The one quality that supposedly makes him endearing to his love interest is that he’s completely non-threatenening and adorable (e.g. “sweet”). In reality, most women are probably not going to wowed by a guy simply because he’s non-threatenening, and adorable only goes so far, too. Also, the protagonist’s friends all show signs of being developmentally stunted as well, and yet they are presented as “normal guys”. This is classic Apatow: men are portrayed as mediocre adolescent types that still manage to succeed romantically.
That said, 40-Year Old Virgin wasn’t what I had in mind when I talked about the “beloved dumb husband” trope. As much as it’s talked about on this board, yall know I’m not making that up.

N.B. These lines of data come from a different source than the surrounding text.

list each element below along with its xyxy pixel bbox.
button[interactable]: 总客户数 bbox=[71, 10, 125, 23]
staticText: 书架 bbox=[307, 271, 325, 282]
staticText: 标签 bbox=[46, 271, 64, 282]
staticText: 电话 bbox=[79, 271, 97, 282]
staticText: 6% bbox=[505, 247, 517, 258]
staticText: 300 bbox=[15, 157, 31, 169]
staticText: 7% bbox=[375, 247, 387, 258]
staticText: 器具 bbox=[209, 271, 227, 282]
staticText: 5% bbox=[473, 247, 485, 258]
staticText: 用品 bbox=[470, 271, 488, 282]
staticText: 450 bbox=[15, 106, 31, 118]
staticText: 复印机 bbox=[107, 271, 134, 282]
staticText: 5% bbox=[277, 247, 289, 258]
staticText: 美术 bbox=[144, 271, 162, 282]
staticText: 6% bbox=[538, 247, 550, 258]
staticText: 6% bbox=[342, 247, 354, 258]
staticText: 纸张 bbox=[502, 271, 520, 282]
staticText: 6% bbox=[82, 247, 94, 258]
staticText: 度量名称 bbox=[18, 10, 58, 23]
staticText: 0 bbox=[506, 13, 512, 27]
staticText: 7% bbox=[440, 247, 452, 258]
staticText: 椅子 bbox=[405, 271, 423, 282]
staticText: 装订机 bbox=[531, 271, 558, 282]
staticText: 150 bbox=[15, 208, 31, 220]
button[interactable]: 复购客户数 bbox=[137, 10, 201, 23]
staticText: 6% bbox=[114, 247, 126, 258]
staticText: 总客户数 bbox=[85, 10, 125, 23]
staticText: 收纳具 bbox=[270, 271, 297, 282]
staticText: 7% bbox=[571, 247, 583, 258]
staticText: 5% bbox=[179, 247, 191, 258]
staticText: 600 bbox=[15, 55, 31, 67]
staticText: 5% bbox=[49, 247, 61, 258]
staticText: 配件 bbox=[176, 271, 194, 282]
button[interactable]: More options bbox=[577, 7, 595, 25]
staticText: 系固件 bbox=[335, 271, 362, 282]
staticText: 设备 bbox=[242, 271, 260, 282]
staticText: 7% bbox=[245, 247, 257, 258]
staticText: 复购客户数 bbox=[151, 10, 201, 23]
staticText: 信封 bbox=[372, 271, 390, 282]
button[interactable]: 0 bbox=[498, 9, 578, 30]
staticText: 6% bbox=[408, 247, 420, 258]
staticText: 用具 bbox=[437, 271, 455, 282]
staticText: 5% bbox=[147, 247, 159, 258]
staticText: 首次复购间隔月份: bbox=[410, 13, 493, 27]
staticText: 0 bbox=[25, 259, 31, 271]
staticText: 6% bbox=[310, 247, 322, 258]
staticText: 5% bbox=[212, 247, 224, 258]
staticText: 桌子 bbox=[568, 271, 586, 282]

I’m not commenting on the accuracy of your post or lack thereof. I’d just like to point out that I said nothing about age or fecundity. I think you’re having an argument with someone else about something else.
I’m not requiring single women to wail and gnash their teeth. I’m not requiring them to do anything.
What I am doing is not believing them. I don’t really believe that people take life changing decisions with the attitude I have about seeing the new Adam Sandler movie.
I also don’t believe that people who have been in serious relationships since their freshman year of college are happy being single at 39.
I got no problem with unusual (although I’m one of those freaks who married at 24, so perhaps I’m not welcome in thread), but you can understand how this comes off a bit pie-in-the-sky right? You’ve got everything planned, but it requires a very certain set of circumstances that aren’t exactly easy to complete. You may be setting yourself up for disappointment. Which I believe is msmith’s and treis’s point.
My advice had nothing to do with getting men dates or mates. My advice was how to get a relationship, and really can be applied to anything. If you want something, don’t just shrug your shoulders and say if it happens, it happens. If you want something, you have to take steps to make it happen. We aren’t invalids passively floating down the river of life. We are people that have a say in what happens in our lives.